I’m knitting again too – and yes, that implies I stopped and I mostly did. The day after mum landed in hospital we were all to leave for week long family vacation to Nova Scotia. Me, Joe, the girls, Alex, the baby, Joe’s parents and siblings and Frankie and Luis, and my little niece Myrie and brand new baby Emmett. All off us heading off to Cape Breton for my niece Savannah‘s wedding. That’s who I was making that shawl for, the last time I wrote to you. I had big plans to finish it and block it in Cape Breton, and give it to Savannah to wear on her wedding day. That first day mum was sick, I told Joe and the girls to go ahead, and I’d stay home, get mum sorted (I was sure she just needed an antibiotic or something) and when I got her home I’d follow on a later flight and still make it for the wedding.
That’s not what happened. I didn’t make it on a later flight, I did miss the vacation and the wedding, and it was a pretty lonely week. Usually when things are bad my knitting is a good friend to me. I know you’re probably some of the only people in the world that I could say that to who won’t think I need to be committed immediately, but my knitting makes me less lonely, and keeps me company when things are rough. You would think that ten rough days in the hospital culminating in the worst day of my life would add up to a lot of knitting, but it didn’t. What was happening was so destructive and so terrible that I couldn’t knit. I couldn’t do something productive in the face of all that, it felt trivial to even try. Erin and I were at the hospital pretty much all the time, and we slept there for most nights of it, and there I was, holding my knitting all the time like it was some little comfort lovie, but didn’t really knit on it. I managed a few stitches here and there, but didn’t finish the shawl in time for Sav to have it for her day.
It’s taken three whole weeks to manage what should have been two days worth of knitting, if that.
It’s coming back now – the urge to knit is creeping in around the edges, as I start trying to feel better, or think that it’s even possible to feel better, as I start thinking about what comes next, or what a world without my mum in it looks like, since I guess that’s the one I have to live in now.
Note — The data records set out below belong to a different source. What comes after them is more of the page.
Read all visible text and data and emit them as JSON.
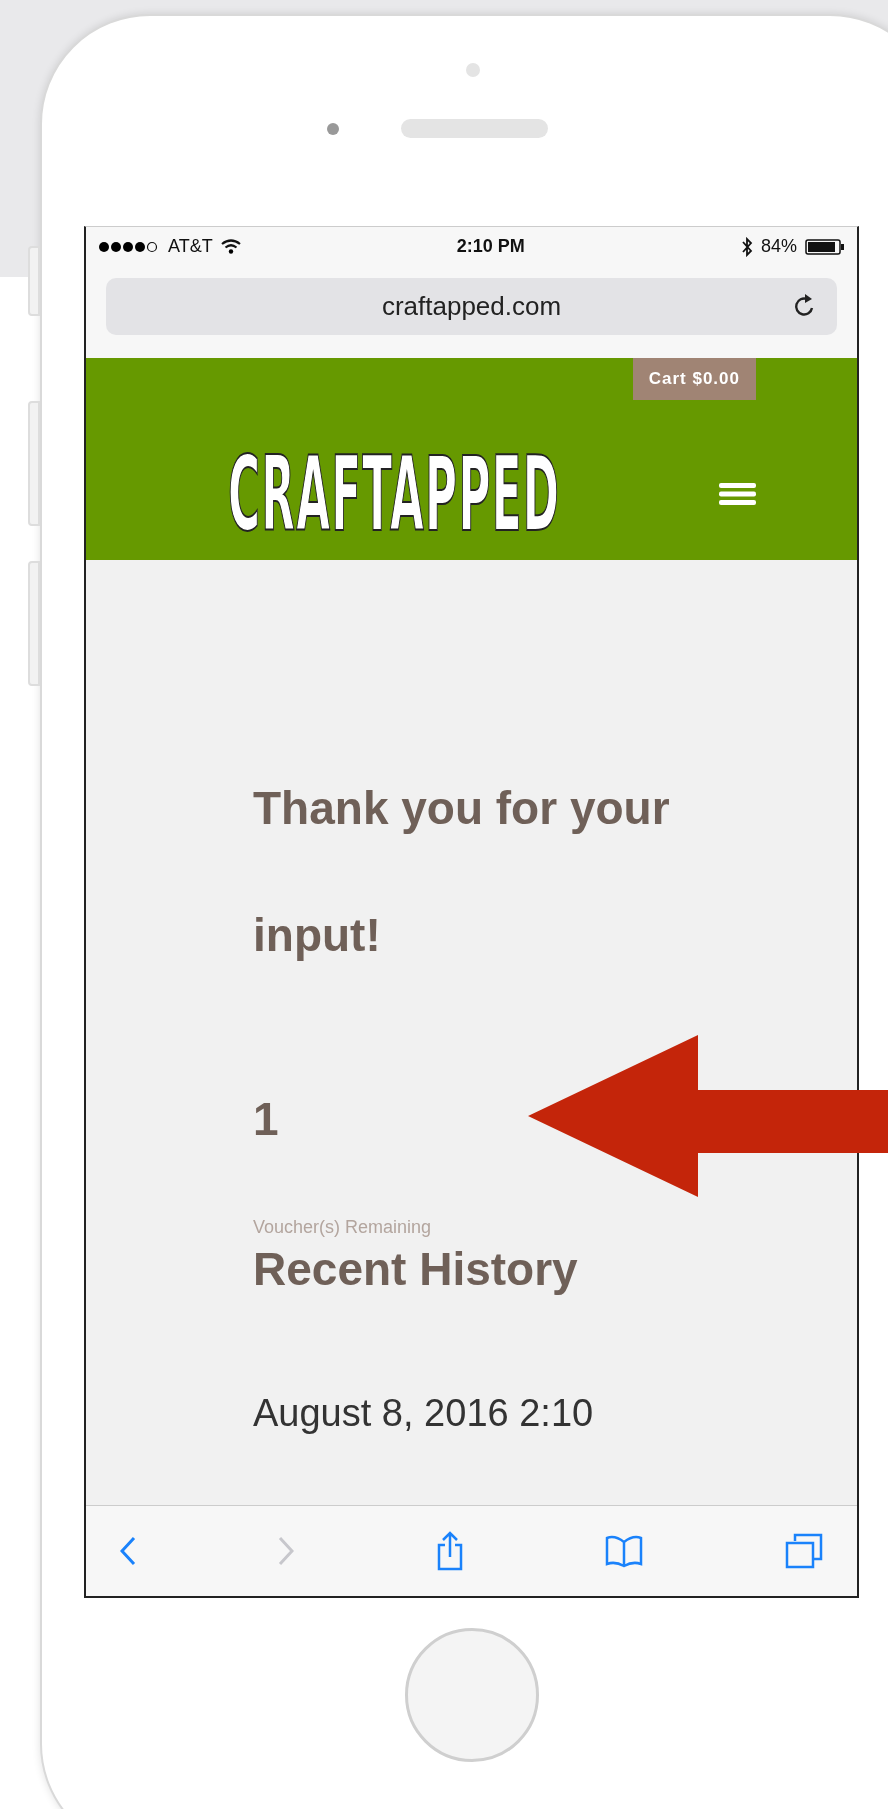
{
  "status_bar": {
    "carrier": "AT&T",
    "time": "2:10 PM",
    "battery": "84%"
  },
  "address_bar": {
    "url": "craftapped.com"
  },
  "header": {
    "cart": "Cart $0.00",
    "logo": "CRAFTAPPED"
  },
  "content": {
    "heading": "Thank you for your input!",
    "count": "1",
    "count_label": "Voucher(s) Remaining",
    "history_title": "Recent History",
    "history": [
      {
        "date": "August 8, 2016 2:10"
      }
    ]
  },
  "toolbar": [
    {
      "kind": "back",
      "disabled": false
    },
    {
      "kind": "forward",
      "disabled": true
    },
    {
      "kind": "share",
      "disabled": false
    },
    {
      "kind": "bookmarks",
      "disabled": false
    },
    {
      "kind": "tabs",
      "disabled": false
    }
  ]
}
I keep telling my friends that I’m trying to have faith, some of them have lost their mothers, and my mum lost hers, and they all went on to have what looked like happy lives, so it must be that this feeling goes away, or is transformed, or you get used to it. I’m waiting for that to happen, and trying to be confident that it will – and that makes me less frightened. As I wait and try to make that feeling of the new normal happen, I’m looking forward, and those ideas of building something or something being transformed… those feelings feel like knitting…
and suddenly Sav’s shawl is finished.
It’s too late for her wedding, but I’m giving it to her anyway.
It’s a good time for beautiful things.